Zu Kellners Veranstaltungen in Tintrup kommen immer wieder bekannte Gesichter aus der extremen Rechten. So zum Beispiel Rolf-Arno Maertzke, Beisitzer des AfD-Stadtverbands Detmold, der zuletzt im Rahmen der Coronaproteste aufgefallen war, oder Andreas Hanusek aus Horn-Bad Meinberg, der Teil einer völkischen Familie aus dem HDJ-Umfeld ist. Die verschwörungsideologisch orientierte Freie Presse Sauerland postete Fotos von Kellners Veranstaltungen. Nicht verwunderlich mit Blick auf Kellners Inhalte und bisherige Aktivitäten, wie Gastauftritte auf Podien und in Videos des AfD-nahen Vereins Alternativer Kulturkongress Deutschland oder auf sein Interview mit Martin Sellner. Während der Pandemie war er Redner und Gast auf Corona-Demonstrationen, seine Veranstaltungen werden immer wieder von verschwörungsideologischen Gruppierungen wie Bielefeld steht auf und Grundrechte Paderborn beworben.

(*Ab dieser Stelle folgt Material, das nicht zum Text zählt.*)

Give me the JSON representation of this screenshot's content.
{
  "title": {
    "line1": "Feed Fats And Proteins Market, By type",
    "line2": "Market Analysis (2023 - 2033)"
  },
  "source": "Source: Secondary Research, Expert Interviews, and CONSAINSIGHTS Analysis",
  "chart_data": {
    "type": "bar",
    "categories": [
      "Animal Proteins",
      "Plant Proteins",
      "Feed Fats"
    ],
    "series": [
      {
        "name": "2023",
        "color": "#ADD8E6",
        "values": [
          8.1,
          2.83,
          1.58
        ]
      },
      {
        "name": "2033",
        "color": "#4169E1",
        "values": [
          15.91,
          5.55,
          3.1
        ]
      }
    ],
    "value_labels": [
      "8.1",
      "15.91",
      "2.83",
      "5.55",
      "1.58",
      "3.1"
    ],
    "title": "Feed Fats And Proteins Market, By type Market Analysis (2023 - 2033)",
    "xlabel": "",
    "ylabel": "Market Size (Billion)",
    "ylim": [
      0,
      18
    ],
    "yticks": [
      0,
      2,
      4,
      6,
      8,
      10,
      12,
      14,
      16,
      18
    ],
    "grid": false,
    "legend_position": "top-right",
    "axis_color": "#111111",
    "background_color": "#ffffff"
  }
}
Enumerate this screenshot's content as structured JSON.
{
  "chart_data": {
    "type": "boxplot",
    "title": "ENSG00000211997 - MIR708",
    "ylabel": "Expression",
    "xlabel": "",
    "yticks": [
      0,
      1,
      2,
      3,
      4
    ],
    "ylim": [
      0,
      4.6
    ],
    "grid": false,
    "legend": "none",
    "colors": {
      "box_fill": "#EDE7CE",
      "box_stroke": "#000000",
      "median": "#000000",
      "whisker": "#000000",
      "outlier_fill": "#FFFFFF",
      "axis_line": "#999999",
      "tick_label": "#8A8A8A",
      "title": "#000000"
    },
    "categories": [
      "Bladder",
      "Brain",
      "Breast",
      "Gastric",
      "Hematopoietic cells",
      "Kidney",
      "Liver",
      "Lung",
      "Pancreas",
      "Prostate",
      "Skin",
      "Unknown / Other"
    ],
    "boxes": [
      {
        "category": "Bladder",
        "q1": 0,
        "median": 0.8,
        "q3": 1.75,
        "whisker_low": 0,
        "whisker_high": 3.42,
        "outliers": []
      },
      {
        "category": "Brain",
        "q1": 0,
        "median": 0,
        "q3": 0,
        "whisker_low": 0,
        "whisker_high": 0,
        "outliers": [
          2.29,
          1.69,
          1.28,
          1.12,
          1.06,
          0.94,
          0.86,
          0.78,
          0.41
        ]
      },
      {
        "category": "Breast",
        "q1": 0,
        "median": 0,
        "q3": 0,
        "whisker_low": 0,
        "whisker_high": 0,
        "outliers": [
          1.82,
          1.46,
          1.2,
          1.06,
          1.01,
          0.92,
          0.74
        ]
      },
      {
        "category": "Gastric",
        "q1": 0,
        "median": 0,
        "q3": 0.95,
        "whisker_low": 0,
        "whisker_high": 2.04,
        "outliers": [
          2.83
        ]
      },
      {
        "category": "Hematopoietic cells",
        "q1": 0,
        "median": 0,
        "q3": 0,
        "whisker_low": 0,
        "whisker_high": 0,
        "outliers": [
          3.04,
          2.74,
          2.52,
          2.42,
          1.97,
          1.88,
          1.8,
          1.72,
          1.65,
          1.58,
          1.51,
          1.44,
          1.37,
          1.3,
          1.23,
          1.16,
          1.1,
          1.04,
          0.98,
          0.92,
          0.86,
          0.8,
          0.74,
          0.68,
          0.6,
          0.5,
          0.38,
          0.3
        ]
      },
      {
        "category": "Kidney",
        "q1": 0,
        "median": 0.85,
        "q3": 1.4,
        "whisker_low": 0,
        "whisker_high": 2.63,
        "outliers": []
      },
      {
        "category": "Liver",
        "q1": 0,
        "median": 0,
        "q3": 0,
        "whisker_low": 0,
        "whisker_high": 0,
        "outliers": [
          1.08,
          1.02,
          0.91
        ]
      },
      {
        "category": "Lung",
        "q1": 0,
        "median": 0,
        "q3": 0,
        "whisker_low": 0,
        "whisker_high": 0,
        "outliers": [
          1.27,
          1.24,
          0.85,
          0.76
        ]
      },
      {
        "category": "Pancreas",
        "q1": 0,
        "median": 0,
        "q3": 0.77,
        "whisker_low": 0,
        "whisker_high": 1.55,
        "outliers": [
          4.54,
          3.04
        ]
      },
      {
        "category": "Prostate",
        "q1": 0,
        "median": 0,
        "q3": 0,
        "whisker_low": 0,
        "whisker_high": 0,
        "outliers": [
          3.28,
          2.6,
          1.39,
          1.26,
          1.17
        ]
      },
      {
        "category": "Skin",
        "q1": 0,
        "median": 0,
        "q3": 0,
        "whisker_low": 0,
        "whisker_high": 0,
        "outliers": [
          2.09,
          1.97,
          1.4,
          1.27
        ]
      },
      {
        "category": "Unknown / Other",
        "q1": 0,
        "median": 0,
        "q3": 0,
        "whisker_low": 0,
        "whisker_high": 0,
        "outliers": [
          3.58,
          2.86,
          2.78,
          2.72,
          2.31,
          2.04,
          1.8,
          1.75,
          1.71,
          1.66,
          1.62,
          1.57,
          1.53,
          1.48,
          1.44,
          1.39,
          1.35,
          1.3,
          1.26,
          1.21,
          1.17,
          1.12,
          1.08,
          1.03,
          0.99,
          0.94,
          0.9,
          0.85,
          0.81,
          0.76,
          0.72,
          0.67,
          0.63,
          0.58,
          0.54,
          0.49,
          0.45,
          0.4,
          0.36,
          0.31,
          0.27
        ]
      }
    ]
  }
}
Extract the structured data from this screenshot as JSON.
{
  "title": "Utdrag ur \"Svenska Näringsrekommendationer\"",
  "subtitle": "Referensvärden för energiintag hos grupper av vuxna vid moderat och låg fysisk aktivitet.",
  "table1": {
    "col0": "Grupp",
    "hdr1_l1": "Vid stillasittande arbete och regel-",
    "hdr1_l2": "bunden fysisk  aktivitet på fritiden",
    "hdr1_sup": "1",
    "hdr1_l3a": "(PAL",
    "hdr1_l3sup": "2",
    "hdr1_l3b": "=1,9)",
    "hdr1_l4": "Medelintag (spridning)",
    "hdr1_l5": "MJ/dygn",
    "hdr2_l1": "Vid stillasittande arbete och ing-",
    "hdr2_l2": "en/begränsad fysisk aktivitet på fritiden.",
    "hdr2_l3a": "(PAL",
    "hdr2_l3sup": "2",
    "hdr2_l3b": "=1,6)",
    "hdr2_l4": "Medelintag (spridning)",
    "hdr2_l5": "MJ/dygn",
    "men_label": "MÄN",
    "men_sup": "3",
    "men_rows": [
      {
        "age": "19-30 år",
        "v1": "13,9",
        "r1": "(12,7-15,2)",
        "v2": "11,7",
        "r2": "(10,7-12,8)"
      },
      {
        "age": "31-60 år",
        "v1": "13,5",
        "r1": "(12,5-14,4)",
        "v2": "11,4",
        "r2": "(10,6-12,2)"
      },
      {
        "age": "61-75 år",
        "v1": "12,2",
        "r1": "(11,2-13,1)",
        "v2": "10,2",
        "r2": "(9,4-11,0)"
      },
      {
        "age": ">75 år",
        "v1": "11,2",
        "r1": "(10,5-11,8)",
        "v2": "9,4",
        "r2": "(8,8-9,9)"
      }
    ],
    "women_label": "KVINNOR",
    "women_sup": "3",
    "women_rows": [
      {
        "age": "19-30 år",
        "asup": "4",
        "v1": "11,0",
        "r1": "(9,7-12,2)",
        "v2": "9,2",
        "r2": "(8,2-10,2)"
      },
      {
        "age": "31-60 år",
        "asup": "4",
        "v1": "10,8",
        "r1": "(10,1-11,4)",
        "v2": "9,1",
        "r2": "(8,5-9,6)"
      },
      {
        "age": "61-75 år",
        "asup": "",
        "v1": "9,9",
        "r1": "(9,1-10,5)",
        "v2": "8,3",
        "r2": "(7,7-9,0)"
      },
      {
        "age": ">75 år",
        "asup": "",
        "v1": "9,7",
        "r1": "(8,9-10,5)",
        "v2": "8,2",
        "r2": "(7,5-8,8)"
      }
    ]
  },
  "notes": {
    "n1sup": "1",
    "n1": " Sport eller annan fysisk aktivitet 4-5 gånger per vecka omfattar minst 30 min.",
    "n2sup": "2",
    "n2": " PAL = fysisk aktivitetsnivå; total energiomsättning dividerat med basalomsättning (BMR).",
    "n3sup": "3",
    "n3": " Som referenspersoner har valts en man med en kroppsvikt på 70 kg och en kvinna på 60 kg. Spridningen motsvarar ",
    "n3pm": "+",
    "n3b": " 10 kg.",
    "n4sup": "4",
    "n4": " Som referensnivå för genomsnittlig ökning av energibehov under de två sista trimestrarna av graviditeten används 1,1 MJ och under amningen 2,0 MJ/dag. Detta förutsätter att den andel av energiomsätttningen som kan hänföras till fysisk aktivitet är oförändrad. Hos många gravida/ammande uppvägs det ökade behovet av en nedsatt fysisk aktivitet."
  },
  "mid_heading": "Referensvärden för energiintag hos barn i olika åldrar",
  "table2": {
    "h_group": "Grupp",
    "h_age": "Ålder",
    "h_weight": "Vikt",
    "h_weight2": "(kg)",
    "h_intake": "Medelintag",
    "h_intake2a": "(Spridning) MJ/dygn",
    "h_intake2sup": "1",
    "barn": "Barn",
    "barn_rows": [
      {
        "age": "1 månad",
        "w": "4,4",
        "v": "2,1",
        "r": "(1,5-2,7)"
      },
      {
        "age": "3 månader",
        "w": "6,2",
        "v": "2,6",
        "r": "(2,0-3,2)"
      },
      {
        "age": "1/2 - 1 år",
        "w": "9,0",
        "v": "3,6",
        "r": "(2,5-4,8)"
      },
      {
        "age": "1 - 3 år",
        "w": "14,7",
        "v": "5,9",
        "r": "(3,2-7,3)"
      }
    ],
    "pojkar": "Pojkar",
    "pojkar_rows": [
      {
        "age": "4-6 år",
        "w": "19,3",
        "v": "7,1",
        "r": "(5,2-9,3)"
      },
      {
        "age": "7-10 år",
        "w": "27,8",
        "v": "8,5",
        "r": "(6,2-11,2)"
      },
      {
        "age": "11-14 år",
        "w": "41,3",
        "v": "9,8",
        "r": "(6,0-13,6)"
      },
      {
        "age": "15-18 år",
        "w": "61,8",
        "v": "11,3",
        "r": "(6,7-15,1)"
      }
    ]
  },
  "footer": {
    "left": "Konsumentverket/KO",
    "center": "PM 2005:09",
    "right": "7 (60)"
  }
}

Kellner legt vor, seine Fans legen nach

Kellner bietet auf seinen Kanälen ein Potpourri menschenfeindlicher Ansichten wie Rassismus, Sexismus und LGBTQIA*-Feindlichkeit sowie Verschwörungserzählungen. Als Echokammern dienen die Kommentarspalten unter seinen Posts, wo Fans öffentlich und unmoderiert die Ermordung von Politikerinnen und politischen Gegnerinnen fordern, Rassismus offen zur Schau tragen, die Demokratie infrage stellen und Verschwörungserzählungen bis hin zu „Reichsbürger“-Ideologien zum Besten geben. Bedrohlich wird es auch für zivilgesellschaftlich Engagierte vor Ort.

Nach Bekanntwerden von Kellners Clubhaus in Tintrup gründete sich in Blomberg ein zivilgesellschaftliches Bündnis. An einem Nachbarhaus hängten Bewohner*innen eine Regenbogenfahne auf. Timm Kellner machte sich auf Social Media darüber lustig, Hass- und Drohkommentare seiner Fans gegen die Nachbar*innen, das Bündnis und andere zivilgesellschaftliche Gruppen, wie die Omas gegen Rechts, folgten.